Sqoop is a tool to transfer data between Hadoop and relational databases. It uses MapReduce to import and export the data, which provides parallel operation as well as fault tolerance.
Basic syntax to run Sqoop is :
sqoop tool-name [Generic-Args] [Tool-arguments]
- All Generic arguments should precede any tool arguments.
- All Generic Hadoop arguments are preceded by a single dash character (-), whereas tool-specific arguments start with two dashes(–), unless they are single-character arguments such as -P.
Example:
sqoop import --driver com.teradata.jdbc.TeraDriver \ --connect "jdbc:teradata://SERVER_IP_ADDRESS/DATABASE=ttmp" \ --username USERNAME \ --password PASSWORD \ --table TABLE_NAME \ --delete-target-dir \ --split-by transaction_id \ -m 8
- import : to import data from relational database.
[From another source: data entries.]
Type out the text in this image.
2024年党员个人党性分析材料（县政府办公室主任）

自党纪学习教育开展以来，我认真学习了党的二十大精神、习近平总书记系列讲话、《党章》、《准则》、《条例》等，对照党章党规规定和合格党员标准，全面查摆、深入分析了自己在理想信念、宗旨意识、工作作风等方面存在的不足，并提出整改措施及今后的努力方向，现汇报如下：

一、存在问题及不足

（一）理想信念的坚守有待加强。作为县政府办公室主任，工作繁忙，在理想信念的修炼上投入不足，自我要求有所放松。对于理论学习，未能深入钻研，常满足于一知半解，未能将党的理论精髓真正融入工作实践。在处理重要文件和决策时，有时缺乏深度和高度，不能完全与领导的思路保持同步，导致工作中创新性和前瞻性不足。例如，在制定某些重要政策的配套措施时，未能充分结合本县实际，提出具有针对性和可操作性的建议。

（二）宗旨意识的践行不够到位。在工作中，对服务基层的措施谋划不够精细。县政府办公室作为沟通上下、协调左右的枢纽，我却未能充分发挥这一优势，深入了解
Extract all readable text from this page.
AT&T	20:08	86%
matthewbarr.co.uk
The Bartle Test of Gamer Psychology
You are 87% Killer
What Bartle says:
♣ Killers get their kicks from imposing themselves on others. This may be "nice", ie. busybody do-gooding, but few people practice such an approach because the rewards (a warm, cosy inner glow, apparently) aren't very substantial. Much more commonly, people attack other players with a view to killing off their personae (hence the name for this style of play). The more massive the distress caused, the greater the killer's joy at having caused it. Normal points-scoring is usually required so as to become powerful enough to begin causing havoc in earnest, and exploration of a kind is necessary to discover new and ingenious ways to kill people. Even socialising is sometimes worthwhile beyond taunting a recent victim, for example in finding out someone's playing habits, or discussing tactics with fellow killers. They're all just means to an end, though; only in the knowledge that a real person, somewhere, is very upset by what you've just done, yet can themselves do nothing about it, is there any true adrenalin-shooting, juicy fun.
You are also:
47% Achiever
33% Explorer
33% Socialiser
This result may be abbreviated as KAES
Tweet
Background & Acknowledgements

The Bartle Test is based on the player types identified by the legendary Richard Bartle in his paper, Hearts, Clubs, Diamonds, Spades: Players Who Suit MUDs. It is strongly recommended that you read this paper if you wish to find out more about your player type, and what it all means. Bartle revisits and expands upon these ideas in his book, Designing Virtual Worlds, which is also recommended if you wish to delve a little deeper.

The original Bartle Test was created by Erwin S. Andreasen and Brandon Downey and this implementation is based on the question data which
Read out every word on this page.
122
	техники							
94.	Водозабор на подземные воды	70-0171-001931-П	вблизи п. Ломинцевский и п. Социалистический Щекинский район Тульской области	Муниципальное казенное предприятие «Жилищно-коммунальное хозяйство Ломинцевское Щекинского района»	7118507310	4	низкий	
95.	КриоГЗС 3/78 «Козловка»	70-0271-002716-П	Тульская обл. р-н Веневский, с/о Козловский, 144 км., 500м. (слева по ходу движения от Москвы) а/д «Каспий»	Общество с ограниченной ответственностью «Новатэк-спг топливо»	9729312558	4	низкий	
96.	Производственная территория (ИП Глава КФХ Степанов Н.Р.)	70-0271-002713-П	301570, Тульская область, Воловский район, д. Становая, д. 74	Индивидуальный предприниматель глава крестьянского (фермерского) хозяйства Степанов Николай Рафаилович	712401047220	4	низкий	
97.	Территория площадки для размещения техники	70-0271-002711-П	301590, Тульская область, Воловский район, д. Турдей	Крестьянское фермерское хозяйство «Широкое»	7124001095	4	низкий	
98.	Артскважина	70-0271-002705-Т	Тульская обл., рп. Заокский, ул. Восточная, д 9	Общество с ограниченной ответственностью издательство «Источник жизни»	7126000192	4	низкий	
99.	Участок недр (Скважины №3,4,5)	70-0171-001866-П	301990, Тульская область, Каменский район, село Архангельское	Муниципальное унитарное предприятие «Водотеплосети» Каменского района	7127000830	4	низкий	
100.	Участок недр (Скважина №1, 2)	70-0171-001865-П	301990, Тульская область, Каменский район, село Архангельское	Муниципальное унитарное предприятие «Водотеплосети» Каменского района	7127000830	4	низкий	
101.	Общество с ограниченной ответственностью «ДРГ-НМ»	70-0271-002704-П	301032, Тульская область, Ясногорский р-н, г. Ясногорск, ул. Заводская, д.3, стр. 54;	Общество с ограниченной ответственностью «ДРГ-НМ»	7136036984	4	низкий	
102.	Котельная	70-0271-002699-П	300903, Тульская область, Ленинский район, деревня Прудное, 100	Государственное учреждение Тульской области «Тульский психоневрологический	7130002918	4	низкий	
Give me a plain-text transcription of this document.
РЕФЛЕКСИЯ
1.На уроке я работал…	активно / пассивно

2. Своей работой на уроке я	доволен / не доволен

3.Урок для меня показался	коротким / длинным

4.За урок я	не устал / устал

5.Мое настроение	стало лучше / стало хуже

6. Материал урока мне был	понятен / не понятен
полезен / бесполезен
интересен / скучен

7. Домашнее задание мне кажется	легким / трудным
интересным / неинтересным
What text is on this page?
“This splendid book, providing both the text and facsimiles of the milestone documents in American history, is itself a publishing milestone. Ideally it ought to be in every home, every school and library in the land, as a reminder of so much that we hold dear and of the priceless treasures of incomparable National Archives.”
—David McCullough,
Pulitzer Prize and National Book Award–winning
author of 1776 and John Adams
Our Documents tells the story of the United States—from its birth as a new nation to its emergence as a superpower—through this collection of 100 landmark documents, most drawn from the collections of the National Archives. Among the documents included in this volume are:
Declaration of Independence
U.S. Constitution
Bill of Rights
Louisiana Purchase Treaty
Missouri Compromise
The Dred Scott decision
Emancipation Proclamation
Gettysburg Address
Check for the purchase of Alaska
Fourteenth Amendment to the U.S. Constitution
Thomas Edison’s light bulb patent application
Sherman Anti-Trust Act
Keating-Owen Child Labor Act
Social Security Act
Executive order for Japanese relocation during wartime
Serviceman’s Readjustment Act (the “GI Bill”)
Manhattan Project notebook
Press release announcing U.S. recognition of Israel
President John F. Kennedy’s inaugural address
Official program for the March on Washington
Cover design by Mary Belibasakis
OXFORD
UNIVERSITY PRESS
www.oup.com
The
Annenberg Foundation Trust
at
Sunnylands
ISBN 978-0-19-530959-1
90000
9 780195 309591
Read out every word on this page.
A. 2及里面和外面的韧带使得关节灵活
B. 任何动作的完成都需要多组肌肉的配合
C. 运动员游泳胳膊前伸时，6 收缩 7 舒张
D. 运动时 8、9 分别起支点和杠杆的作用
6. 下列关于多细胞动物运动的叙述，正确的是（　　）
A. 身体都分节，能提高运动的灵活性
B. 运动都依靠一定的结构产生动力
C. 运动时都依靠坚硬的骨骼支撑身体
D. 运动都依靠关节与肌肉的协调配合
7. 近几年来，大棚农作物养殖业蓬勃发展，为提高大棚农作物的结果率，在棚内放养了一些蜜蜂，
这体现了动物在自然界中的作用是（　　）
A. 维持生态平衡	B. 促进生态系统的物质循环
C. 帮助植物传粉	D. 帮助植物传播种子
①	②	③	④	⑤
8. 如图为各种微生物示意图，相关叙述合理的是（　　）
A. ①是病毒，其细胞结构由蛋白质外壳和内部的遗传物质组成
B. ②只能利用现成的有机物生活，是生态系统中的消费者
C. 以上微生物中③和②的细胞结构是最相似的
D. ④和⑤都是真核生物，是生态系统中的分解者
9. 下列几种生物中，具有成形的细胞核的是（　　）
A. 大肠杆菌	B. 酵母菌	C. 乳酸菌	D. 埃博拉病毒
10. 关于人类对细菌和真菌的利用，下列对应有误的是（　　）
- –driver : this is entry point of driver which is insalled in /usr/lib/sqoop/lib to connect to a specific relational database.
- –connect : specify database url and database to which you want to connect
- –username : username using which you want to import data
- –password : specify password ( this is insecure way .. for secure way use -P )
- –table : specify table which you want to import
- –delete-target-dir : by default sqoop import data in HDFS under directory named with tablename. If this directory already exists then sqoop will fail. To import fresh data everytime this option has to be selected.
- –split-by : mention column name on which you want to split so that multiple mappers can work in parallel to import data.
- -m of –num-mappers : specify number of mappers you want to use.
This is very basic command to import data from a relational database into HDFS using Sqoop.